Bleicherode erlebt einen Kinoabend der etwas anderen Art

Bleicherode.  Südharzer rollen Eichsfeldern den roten Teppich aus. Sven Taschs Kurzfilm wird uraufgeführt. Die Resonanz des Publikums ist positiv.

Die Hauptakteure des Voyage-Projektes (von links): Regisseur Tim Krchov,  Musiker Sven Tasch und Schauspielerin Carolin Hartmann.

Die Hauptakteure des Voyage-Projektes (von links): Regisseur Tim Krchov, Musiker Sven Tasch und Schauspielerin Carolin Hartmann.

Foto: Birgit Eckstein

Bereits zum zweiten Mal in diesem Jahr wurde vor dem Bleicheröder Filmtheater der rote Teppich ausgerollt. Denn wieder erlebte die Kalistadt eine Filmpremiere. Und doch war an diesem Wochenende alles ganz anders.

Während im Februar das Kino fast aus allen Nähten platzte, durften nun coronabedingt nur zweimal je 50 Zuschauer dieses ganz besondere Ereignis erleben. Im Mittelpunkt der außergewöhnlichen Kinoabende stand ein musikalisch-filmisches Gemeinschaftsprojekt. „Voyage“ ist nicht nur ein Titel auf dem ersten Studioalbum des gebürtigen Eichsfelder Musikers und Autors Sven Tasch, sondern auch der Name des dazugehörigen Kurzfilms.

Gemeinsam mit dem Team von Jonez-Entertainment aus Leinefelde-Worbis, den Sunrock-Studios aus Brehme und der Schauspielerin Carolin Hartmann erfüllte sich Tasch einen Lebenstraum.

Dass die Projektpremiere ausgerechnet in Bleicherode stattfand, verdankt die Kalistadt zum einen der traurigen Tatsache, dass es im Eichsfeld keine Kinos mehr gibt, und zum anderen Sunrock-Chef Matthias Müller. „Ich habe mein Album in den Sunrock-Studios aufgenommen, und Matthias Müller hat auch den Sound zum Kurzfilm beigesteuert.
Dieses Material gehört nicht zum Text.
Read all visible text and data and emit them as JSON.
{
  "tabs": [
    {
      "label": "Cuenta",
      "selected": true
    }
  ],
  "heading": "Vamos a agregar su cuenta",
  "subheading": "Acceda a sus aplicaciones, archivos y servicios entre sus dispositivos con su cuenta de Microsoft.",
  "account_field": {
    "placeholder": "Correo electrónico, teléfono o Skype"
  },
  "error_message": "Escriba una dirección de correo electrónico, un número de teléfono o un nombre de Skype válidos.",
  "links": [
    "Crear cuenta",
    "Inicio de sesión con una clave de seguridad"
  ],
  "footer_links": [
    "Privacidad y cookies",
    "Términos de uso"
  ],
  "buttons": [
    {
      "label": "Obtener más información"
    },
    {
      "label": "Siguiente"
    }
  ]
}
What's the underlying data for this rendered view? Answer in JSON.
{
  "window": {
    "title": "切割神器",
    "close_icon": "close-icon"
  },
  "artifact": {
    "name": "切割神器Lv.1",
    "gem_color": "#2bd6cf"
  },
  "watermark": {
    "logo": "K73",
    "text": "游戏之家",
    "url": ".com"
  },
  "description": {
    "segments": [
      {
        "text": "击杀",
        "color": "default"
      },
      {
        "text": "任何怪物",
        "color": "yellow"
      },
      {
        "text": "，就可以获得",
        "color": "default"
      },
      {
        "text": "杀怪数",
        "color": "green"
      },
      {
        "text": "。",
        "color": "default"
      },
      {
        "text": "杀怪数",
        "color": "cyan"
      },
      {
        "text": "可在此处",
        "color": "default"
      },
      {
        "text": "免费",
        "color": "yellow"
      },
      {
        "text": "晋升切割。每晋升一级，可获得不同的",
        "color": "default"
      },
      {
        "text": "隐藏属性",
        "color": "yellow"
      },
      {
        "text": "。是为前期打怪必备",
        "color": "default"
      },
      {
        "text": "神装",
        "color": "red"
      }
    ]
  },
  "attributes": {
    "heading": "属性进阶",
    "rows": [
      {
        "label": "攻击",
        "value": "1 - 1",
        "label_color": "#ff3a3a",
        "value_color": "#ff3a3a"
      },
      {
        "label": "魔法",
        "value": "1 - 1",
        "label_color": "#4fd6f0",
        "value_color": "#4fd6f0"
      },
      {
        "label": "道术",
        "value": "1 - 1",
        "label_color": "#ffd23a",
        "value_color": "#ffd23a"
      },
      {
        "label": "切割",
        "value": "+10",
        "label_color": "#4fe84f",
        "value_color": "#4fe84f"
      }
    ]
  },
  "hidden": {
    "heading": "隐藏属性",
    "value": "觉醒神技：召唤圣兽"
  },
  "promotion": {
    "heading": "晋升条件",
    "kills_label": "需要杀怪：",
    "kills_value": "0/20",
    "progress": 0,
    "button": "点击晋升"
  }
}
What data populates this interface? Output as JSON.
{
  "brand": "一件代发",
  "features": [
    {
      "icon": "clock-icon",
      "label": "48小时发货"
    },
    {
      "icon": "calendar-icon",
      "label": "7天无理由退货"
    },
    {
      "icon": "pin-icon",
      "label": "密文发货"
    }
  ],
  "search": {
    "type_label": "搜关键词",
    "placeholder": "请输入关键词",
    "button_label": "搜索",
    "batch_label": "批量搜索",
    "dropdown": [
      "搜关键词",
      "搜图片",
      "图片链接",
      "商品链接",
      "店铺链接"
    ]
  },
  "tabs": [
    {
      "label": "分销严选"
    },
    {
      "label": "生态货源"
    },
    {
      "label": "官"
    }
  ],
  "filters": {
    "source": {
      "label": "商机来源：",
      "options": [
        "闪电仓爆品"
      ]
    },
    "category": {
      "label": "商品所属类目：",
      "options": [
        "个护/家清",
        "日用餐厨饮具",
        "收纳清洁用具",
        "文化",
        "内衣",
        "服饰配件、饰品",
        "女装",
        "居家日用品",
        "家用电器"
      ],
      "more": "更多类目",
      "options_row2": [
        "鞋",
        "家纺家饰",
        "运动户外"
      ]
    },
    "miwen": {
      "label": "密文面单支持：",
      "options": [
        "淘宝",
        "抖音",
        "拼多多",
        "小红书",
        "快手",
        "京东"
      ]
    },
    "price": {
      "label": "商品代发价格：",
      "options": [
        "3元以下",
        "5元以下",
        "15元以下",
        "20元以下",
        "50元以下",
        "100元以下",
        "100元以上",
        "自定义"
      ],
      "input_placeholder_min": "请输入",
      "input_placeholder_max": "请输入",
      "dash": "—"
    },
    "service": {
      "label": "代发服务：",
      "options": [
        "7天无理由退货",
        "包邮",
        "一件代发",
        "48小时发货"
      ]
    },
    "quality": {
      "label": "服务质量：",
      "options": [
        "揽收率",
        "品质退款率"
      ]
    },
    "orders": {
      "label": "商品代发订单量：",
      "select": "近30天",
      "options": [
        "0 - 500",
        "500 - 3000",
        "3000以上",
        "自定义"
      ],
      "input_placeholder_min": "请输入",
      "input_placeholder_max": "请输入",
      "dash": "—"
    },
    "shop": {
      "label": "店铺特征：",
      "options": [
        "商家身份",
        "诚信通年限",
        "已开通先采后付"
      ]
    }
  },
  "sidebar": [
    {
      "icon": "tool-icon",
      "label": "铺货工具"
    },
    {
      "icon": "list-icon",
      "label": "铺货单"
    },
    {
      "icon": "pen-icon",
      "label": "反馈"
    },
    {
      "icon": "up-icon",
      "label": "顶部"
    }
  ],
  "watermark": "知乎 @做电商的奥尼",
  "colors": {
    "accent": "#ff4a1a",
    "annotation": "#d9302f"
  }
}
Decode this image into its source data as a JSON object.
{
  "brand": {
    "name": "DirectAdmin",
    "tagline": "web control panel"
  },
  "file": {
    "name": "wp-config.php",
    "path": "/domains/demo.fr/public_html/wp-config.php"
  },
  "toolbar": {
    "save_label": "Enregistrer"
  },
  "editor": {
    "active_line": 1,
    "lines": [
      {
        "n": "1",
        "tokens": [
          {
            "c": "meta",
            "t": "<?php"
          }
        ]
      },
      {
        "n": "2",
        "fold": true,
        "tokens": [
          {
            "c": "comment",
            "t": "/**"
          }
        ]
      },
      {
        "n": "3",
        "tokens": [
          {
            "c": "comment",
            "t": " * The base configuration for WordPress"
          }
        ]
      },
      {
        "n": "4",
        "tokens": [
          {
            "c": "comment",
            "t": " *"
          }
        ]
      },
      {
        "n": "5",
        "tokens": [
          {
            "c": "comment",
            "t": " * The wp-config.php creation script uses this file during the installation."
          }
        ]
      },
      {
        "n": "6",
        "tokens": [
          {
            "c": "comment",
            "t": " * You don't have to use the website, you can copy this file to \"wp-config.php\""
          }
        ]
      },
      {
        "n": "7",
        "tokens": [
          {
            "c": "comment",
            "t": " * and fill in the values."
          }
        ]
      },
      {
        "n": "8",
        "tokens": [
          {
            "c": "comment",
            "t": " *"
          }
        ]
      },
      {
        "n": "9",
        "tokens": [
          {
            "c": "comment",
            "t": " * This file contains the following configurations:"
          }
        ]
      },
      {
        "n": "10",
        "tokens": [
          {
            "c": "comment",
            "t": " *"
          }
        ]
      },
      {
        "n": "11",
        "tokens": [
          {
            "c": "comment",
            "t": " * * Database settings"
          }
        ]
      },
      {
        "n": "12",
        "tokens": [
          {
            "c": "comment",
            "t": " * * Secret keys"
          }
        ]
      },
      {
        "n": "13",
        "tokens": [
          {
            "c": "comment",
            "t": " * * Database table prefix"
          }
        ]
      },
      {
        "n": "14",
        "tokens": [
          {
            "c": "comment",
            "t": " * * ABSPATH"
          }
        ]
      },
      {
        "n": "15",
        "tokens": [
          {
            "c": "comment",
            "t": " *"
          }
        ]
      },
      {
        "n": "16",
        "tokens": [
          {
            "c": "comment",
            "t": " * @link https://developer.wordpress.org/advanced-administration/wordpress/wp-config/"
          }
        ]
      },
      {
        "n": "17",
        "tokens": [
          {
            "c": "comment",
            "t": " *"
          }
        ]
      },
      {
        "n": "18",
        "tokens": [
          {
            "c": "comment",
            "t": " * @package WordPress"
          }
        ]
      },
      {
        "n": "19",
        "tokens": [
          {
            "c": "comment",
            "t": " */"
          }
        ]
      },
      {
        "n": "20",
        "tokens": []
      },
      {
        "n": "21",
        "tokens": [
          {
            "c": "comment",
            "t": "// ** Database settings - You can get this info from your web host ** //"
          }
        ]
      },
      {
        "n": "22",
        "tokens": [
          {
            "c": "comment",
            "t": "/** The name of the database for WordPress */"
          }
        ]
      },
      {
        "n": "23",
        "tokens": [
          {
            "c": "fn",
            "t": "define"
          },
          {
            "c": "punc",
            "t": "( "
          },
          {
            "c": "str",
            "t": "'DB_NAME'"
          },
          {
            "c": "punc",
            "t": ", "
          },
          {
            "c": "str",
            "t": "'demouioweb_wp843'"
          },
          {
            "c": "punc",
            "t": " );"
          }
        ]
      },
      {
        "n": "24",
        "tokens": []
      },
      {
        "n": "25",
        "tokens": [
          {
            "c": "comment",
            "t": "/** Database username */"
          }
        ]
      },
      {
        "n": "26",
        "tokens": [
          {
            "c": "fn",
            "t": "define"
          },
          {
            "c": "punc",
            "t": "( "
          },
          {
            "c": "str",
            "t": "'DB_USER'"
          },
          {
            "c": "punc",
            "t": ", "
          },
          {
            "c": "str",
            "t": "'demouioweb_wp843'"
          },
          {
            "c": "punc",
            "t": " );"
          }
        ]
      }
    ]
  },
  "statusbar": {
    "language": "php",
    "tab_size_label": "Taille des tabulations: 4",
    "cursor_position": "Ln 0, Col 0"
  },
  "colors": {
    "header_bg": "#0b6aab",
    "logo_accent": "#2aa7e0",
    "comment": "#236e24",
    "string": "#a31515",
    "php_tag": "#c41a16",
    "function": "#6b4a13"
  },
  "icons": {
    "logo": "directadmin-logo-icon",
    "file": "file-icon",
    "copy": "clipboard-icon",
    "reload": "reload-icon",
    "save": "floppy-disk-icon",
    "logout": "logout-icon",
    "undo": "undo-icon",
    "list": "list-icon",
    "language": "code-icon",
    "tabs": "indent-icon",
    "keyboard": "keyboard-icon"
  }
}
Und er hat den Kontakt zu Alf Schneider vom Bleicheröder Filmtheater geknüpft“, berichtet Sven Tasch.

Alf Schneider, immer offen für Neues, hat dann auch sofort für die Premiere zugesagt. An den zwei ausverkauften Abenden erlebte das Publikum Kino der etwas anderen Art. Frei nach dem Motto „Das Beste kommt zum Schluss“ zäumten die Akteure das Pferd quasi von hinten auf. Denn bevor der Kurzfilm lief, durften sich die Besucher über ein Live-Klavierkonzert mit Sven Tasch, eine amüsante Dokumentation zur Entstehung des Films sowie kurzweilige Interviews mit dem Produktionsteam von „Voyage“ freuen.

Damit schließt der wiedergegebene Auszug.